Amenhotep Fils de Hapou : Vous ne pouvez pas imaginer à quel point vous êtes stupide, écervelé, si loin de l'enseignement de nos vieux maîtres qui furent les plus humbles des sages.
Obsédé par l'existence du bien et du mal, vous finirez par ne plus croire en la Maât. Elle n'est ni l'un ni l'autre mais la Norme assurant l'équilibre des contraires et la fin de la précarité. Il existe un Gardien de la Maât. Par prudence, il reste anonyme et change tous les jours de résidence. Il séjourne rarement au palais royal, préfère la cabane en roseaux d'un pêcheur de Haute Egypte. Peut-on survivre en échappant à la Norme ?
Je tentais d'expliquer à Houy pourquoi j'avais voulu être admis dans le temple quand il me posa cette question :
Pourquoi es-tu venu ?
Parce que je n'étais plus en état de vivre ailleurs ou plus exactement j'avais le désir d'exister autrement.
Alors, tu ne vas pas être déçu. Tu trouveras sur les tables d'offrandes tous les ingrédients pour faire de bons repas et devenir un ascète grassouillet.
Ne rien faire n'est pas perdre son temps.
Croire en dieu est confortable mais ne règle rien.
Si j'avais eu un lieu pour me retirer, j'aurais peut-être quitté le temple avant d'avoir appris à marcher au-dessus du sol, à sentir le parfum du netjer qui rend confiant et euphorique.
Ce n'est pas la réussite de la quête qui importe mais le temps qu'on lui a consacré. Au moins, pendant cette période, tu n'as pas pensé à des bêtises, les portes sont restées ouvertes, la décantation a suivi son cours.
Je trouvais parfois Houy exaspérant surtout quand il feignait de me prendre au sérieux avant de me tancer vertement. Il prétendait que j'étais faussement modeste et que je ne cessais d'être arrogant. Faute de mieux, je pouvais toujours rester dans un coin discret où personne ne viendrait me chercher des poux dans la perruque et troubler ma fragile sérénité.
Arrivé au bout du chemin, je me mis à pleurer. La Mort devait être tapie dans l'ombre ... Or, certains philosophes prétendent qu'elle est une voie sans issue alors qu'elle marque le début de l'aventure. On s'acharne parfois à venir a bout de la vie, à prendre son temps, ravi d'être perdu dans le labyrinthe hors des limites de ses capacités.
Je suis mortifié d'être un humain ordinaire, néanmoins je suis un cuisinier excellent, j'ai appris à bien doser les ingrédients, les épices, à arrêter la cuisson au bon moment. La cuisine est une des branches de la Magie. Mieux vaut une journée dans l'athanor qu'une vie dans un sanctuaire où est emprisonné un dieu trop volatil pour être digne de foi. Il est important de garder toutes ses dents le plus longtemps possible.

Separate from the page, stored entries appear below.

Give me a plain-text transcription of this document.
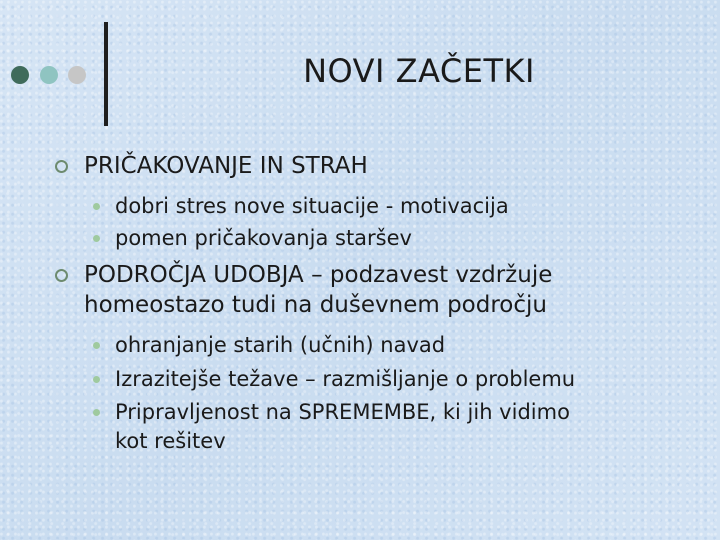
NOVI ZAČETKI
PRIČAKOVANJE IN STRAH
dobri stres nove situacije - motivacija
pomen pričakovanja staršev
PODROČJA UDOBJA – podzavest vzdržuje
homeostazo tudi na duševnem področju
ohranjanje starih (učnih) navad
Izrazitejše težave – razmišljanje o problemu
Pripravljenost na SPREMEMBE, ki jih vidimo
kot rešitev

Je ne veux pas, je ne peux pas, je suis un incapable, je n'ai rien appris, je ne comprends rien à la subtilité des hiéroglyphes, je crois bêtement en dieu, je préfère un bon repas à une interminable séance de méditation.
C'est ainsi qu'Houy traçait le profil d'un imak ayant compris l'essentiel, c'est-à-dire pas grand chose d'autre que le plaisir d'être vivant en attendant celui d'être mort.
Houy ne donne pas de conseils, répond à côté de la plaque, fuit les individus trop compétents ou trop sérieux. Il aime faire la sieste avec son chat et séjourne plus longtemps dans le désert que dans le temple. Il redoute de s'ennuyer avec un netjer morose. Il se contente de poser des fleurs, du lait et du miel sur les tables d'offrandes.
Houy avait un ami tailleur de pierres et sculpteur qui perdait toujours ses outils. C'est sans importance, prétendait le Fils de Hapou, il récite des incantations magiques pour entrer dans le cœur de la pierre et la rendre fluide.